A listing on Production Weekly has James Cameron’s “Avatar 5” starting production in 2026. If that’s case, dreadful news.
I guess the only way ‘Avatar 5’ can meet its intended release date is if it shoots as soon as possible. Cameron recently confirmed that a big chunk of that movie would be set on earth and not Pandora.
‘Avatar 4’ technically started production around 2022, and there’s been a fair amount of progress on that one. I wouldn’t be surprised if much of the live-action scenes have already been shot by now.
I was hoping Cameron would bank on his promise to shoot “Last Train to Hiroshima” in between ‘Avatar’ movies, but when exactly would he have the time to do that?
‘Hiroshima’ was supposed to be Cameron’s first non-Avatar film since 1997’s “Titanic.” Last September, Cameron had officially purchased the rights to Charles Pellegrino’s book “Ghosts of Hiroshima.” The film would follow a man who survived the atomic blast at Hiroshima, got on a train to Nagasaki and then survived a nuclear explosion in that city as well.
Cameron would be using ‘Ghosts’, and Pellegrino’s 2015 book ‘Last Train From Hiroshima’, as the source material for his film version.

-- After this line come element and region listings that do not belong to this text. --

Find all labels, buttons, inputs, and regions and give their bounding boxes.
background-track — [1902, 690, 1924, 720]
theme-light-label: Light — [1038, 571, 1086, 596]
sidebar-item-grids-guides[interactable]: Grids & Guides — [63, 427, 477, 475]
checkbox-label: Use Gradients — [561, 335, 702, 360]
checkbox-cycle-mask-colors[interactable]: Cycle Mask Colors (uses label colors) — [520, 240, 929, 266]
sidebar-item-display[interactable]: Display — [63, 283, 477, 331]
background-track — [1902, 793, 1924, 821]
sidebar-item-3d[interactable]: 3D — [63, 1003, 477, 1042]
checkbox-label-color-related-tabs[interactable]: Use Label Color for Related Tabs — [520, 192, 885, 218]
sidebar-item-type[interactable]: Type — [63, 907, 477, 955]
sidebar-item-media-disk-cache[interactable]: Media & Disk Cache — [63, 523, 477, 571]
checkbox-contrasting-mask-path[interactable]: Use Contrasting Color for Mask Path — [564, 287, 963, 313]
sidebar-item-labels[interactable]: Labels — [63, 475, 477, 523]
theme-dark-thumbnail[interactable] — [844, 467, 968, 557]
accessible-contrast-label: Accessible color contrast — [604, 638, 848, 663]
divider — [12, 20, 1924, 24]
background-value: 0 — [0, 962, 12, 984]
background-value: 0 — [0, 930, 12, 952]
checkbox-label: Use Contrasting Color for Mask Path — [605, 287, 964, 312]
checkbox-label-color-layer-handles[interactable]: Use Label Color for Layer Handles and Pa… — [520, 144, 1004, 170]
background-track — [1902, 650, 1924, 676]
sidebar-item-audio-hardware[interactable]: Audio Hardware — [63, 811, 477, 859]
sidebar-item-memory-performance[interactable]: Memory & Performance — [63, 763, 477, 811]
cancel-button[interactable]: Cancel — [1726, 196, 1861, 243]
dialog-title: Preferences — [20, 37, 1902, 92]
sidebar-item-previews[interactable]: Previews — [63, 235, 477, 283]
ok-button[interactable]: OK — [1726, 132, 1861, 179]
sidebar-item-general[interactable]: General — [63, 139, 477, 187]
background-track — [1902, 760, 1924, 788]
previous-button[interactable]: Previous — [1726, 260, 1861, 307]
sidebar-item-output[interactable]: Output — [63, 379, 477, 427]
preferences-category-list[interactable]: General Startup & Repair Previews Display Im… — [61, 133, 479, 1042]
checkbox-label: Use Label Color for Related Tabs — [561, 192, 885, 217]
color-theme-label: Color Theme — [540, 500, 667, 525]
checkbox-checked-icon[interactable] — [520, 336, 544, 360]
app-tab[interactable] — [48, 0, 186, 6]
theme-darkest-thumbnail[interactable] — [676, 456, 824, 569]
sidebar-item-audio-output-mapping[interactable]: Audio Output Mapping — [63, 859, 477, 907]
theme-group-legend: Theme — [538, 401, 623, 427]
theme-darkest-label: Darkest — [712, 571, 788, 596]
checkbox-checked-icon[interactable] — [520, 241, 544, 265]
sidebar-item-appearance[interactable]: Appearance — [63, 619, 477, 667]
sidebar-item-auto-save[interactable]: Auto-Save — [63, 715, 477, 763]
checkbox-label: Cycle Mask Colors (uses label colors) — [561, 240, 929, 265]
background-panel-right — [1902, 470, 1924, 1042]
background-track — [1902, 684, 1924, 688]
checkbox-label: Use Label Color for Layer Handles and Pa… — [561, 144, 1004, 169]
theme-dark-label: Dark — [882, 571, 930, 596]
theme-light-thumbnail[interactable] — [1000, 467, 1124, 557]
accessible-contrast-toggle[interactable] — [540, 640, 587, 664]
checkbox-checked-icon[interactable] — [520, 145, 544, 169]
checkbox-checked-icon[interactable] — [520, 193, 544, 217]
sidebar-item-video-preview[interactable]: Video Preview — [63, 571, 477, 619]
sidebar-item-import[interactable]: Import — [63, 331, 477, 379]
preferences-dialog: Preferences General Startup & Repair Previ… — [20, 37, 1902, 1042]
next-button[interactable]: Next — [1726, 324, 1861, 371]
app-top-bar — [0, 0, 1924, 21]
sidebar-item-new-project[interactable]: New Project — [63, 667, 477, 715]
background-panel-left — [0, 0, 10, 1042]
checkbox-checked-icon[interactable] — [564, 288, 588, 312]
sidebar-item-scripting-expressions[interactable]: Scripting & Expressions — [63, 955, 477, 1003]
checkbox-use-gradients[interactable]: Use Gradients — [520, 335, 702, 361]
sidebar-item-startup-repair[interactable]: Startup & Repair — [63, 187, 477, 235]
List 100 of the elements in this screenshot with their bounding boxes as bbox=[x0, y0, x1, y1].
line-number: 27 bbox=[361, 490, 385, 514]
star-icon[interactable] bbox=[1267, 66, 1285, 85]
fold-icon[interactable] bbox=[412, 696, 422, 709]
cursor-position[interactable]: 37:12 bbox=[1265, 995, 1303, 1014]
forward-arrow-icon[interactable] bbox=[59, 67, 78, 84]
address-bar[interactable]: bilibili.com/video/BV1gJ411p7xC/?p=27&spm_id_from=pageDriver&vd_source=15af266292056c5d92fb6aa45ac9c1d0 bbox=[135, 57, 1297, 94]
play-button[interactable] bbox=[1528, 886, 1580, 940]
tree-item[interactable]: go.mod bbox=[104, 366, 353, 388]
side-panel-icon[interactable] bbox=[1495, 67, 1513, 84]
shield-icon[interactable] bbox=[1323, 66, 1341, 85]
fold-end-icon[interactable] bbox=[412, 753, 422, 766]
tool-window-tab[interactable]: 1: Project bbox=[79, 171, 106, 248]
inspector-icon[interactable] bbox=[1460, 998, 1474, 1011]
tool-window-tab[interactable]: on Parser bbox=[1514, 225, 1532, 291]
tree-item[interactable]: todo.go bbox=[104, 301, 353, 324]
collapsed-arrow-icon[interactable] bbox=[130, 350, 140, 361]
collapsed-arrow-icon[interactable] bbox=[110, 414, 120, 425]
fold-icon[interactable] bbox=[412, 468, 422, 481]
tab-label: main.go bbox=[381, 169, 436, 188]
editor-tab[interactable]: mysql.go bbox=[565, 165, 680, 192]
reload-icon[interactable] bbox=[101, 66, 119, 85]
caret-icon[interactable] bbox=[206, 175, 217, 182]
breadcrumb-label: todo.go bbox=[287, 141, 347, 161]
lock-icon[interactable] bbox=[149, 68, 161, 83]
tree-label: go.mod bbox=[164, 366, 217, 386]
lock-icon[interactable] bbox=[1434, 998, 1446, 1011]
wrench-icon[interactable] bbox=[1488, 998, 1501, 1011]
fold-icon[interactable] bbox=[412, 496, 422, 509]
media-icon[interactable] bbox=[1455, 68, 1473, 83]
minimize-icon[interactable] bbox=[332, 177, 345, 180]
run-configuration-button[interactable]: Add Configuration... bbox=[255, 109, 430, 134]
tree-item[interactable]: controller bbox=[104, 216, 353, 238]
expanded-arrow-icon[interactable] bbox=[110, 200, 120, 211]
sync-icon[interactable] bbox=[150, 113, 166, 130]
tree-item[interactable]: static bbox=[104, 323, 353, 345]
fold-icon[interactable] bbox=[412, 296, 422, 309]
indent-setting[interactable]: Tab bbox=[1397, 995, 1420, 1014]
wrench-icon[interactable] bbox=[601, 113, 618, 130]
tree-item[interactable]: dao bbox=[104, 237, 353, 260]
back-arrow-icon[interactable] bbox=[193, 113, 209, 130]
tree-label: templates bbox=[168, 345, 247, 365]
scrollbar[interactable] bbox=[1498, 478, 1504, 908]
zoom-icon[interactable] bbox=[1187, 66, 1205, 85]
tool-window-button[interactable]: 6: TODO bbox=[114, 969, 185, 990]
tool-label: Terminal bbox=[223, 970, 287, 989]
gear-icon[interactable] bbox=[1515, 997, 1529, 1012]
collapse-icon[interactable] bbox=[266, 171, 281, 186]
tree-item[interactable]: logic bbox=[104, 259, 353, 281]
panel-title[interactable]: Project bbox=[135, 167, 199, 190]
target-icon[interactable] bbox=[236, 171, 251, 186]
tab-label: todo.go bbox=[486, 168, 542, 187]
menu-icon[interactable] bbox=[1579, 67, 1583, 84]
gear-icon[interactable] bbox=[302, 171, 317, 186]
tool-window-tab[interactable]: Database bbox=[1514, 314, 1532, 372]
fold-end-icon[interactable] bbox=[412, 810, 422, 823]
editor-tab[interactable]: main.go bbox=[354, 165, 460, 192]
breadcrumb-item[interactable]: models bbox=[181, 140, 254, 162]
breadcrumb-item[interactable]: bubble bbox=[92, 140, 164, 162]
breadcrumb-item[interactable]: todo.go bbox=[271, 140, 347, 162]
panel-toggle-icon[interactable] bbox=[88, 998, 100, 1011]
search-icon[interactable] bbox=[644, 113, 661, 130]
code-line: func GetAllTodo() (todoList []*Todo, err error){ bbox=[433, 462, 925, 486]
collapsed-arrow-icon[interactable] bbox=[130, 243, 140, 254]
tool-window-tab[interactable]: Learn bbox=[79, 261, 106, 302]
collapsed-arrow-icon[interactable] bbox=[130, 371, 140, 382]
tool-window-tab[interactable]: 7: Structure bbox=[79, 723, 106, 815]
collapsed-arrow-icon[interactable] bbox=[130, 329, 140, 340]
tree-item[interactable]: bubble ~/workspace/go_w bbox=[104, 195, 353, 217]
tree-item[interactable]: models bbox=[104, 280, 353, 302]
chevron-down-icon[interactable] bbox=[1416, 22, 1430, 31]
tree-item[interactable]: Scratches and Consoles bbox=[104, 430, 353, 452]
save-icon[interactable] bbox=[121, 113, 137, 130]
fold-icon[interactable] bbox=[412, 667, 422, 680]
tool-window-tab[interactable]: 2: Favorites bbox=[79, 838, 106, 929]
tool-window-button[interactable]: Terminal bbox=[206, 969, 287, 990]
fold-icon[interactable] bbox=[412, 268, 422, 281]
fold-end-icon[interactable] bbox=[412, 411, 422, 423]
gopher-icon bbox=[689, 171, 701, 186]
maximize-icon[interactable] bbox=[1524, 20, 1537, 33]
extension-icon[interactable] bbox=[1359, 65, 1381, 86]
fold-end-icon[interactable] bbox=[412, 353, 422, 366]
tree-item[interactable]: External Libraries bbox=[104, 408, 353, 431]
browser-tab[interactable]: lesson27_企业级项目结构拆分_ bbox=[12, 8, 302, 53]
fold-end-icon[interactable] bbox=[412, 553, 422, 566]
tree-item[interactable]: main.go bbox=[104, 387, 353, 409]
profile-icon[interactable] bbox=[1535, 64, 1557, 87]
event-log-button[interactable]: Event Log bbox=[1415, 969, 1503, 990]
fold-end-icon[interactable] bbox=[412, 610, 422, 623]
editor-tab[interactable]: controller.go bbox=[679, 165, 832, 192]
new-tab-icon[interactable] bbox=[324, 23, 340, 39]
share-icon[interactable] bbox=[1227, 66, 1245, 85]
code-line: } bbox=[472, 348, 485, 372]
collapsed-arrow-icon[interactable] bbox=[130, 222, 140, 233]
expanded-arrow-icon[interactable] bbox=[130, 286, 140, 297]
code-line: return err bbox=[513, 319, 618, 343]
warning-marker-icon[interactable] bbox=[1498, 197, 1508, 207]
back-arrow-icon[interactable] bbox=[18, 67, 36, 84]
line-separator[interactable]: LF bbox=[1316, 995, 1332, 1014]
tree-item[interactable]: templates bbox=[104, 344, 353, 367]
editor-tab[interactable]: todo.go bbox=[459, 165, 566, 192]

Cameron, 70, started working on the first “Avatar” movie in 1999. From a filmmaking standpoint, it’s all he’s been concentrating on since then. Cameron has almost exclusively, with the exception of a few docs he’s made, only worked on ‘Avatar’ for the last 30 years.
I’m not saying it was a waste of time, Cameron seems genuinely passionate about these movies and, they’ve been incredibly successful endeavors. However, from an artistic point of view, and as someone who was thrilled to no ends by Cameron’s visual miracles in “The Terminator,” “T2,” “Aliens,” and “Titanic,” I can’t help but hope that ‘Hiroshima’ comes sooner rather than later.